The pilot is one of six children’s projects that Amazon debuted today in the US, UK, Germany and Austria. The other animation projects in Amazon’s fall pilot lineup are If You Give a Mouse a Cookie, Danger & Eggs, Eddie of the Realms Eternal, Everstar, and Yoyotoki HappyEars! Amazon customers are invited to watch and provide feedback on the shows that they wish to see turned into full series.

“The Numberlys characters reflect the Marx Brothers sensibilities of how we work, that haphazard, playful inventiveness,” Moonbot co-founder Brandon Oldenburg told Cartoon Brew. “Despite insurmountable challenges, they’re blissfully naive and go barreling right into things. Through trying to do something different, they discover new things they never would have expected.”

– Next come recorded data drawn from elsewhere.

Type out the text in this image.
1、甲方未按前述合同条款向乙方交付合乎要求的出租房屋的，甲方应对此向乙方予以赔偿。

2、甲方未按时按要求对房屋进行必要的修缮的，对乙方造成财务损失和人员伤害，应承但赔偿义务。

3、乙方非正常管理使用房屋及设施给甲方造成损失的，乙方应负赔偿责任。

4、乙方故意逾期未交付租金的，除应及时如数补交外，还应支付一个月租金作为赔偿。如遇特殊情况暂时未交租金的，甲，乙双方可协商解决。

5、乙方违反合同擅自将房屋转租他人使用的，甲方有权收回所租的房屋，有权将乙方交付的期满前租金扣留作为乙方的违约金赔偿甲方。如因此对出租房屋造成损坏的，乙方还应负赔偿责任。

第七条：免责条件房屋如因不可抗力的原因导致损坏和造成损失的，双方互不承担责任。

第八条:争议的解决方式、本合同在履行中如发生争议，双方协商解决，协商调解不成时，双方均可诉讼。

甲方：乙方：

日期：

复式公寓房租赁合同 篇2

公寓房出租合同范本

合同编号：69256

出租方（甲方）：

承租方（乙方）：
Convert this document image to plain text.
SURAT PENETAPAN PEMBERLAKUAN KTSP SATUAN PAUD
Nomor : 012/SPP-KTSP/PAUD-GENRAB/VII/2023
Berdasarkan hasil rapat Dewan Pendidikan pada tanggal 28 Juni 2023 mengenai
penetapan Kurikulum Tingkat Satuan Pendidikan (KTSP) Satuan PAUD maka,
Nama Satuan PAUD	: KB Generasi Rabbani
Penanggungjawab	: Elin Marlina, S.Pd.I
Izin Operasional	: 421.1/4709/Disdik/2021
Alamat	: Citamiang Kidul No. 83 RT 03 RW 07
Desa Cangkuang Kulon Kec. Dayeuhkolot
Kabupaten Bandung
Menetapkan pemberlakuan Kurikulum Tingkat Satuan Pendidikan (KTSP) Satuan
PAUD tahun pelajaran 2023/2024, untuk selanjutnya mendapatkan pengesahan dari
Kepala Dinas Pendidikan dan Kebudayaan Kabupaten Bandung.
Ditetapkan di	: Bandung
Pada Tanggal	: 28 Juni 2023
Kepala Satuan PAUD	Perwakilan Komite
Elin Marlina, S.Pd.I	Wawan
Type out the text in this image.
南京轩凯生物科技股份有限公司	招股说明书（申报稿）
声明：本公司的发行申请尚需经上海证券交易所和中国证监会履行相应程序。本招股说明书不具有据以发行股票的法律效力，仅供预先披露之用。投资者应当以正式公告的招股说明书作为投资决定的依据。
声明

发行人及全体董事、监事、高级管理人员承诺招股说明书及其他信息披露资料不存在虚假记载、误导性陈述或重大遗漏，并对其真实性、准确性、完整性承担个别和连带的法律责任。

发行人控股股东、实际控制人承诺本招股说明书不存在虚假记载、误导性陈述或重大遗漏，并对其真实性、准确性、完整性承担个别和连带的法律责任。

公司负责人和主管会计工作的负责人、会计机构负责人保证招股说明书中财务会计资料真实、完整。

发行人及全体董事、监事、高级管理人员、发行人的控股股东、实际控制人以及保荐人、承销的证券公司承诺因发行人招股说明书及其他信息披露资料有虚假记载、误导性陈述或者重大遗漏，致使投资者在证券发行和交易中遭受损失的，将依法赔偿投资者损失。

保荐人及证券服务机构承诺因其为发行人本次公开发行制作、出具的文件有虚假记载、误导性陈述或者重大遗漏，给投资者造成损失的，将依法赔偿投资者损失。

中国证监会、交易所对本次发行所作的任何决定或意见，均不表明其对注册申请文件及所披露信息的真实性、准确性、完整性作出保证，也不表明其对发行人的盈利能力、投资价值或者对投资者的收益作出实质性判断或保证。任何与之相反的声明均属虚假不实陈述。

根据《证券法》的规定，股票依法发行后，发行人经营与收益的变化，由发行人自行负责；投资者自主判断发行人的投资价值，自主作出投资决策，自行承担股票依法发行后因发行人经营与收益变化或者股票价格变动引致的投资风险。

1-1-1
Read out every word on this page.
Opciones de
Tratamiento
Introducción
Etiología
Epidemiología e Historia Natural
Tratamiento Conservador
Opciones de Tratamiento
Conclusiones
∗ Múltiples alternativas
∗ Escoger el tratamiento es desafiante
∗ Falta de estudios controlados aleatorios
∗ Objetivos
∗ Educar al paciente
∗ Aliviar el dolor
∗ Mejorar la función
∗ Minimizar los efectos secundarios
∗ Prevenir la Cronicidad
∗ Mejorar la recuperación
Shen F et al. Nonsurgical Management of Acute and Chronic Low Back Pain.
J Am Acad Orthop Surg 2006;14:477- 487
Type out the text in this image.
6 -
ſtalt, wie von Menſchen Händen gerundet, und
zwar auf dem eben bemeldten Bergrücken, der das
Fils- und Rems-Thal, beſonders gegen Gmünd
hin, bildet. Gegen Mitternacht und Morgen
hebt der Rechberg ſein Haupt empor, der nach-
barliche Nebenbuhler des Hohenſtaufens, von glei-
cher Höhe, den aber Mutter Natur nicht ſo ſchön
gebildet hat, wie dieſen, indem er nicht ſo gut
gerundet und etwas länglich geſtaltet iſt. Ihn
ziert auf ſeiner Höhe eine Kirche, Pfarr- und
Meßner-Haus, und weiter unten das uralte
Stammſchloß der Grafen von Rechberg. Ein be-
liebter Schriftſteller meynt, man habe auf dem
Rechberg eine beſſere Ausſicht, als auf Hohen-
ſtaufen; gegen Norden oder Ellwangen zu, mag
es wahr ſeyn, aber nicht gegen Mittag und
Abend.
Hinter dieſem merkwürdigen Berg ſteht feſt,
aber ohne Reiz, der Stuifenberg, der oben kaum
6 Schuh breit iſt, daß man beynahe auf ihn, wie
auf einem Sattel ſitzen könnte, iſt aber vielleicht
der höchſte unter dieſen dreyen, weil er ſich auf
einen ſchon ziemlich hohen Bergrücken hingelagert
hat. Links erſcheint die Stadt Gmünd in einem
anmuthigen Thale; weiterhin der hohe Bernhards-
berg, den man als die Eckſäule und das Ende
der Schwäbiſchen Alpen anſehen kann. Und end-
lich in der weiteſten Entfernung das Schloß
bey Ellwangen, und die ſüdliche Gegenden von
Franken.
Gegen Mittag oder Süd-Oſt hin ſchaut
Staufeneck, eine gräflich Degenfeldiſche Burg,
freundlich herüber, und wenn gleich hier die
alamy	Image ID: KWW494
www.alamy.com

An animated series has been expected from Numberlys creators Oldenburg and William Joyce ever since their Webby-winning Numberlys app (based on Fritz Lang’s sci-fi epic Metropolis) and subsequent hardcover book led to an Annie-nominated short. Directed by Saul Blinkoff (Doc McStuffins, Kronk’s New Groove) and written by Joe Fallon (Between the Lions, Arthur), the good-natured Amazon bow follows five colorful numbers as they navigate a conformist metropolis of concrete and metal, striving to save a tree sprout from the marching throng. Using their imagination and invention, the Numberlys accessibly steer an all-ages pleaser away from more cynical terrain.

Moonbot hopes Amazon customers, who can send feedback on shows they want expanded into full series, elect to give The Numberlys an extended life. The test pilot for Oldenburg and Joyce’s second multi-platform property, after The Fantastic Flying Books of Mr. Morris Lessmore, was produced concurrently with their Louisiana-based studio’s short, Taking Flight, which entered Oscar contention earlier this year.

“Every once in a while, a truly unique opportunity comes along to create something that is fresh, innovative and captures the imagination,” Blinkoff told Cartoon Brew, adding that The Numberlys’ merge of simple shapes and silhouettes with receding backgrounds gives it an “atmospheric perspective” atypical of your traditional preschool programming. “We worked very hard to get depth and texture into the show,” he said.

Oldenburg continues, “It’s an advanced concept for a preschool show, but we honestly feel that preschoolers have more space in their brains than anyone truly knows. We definitely want to speak up to them, and hopefully inspire them.”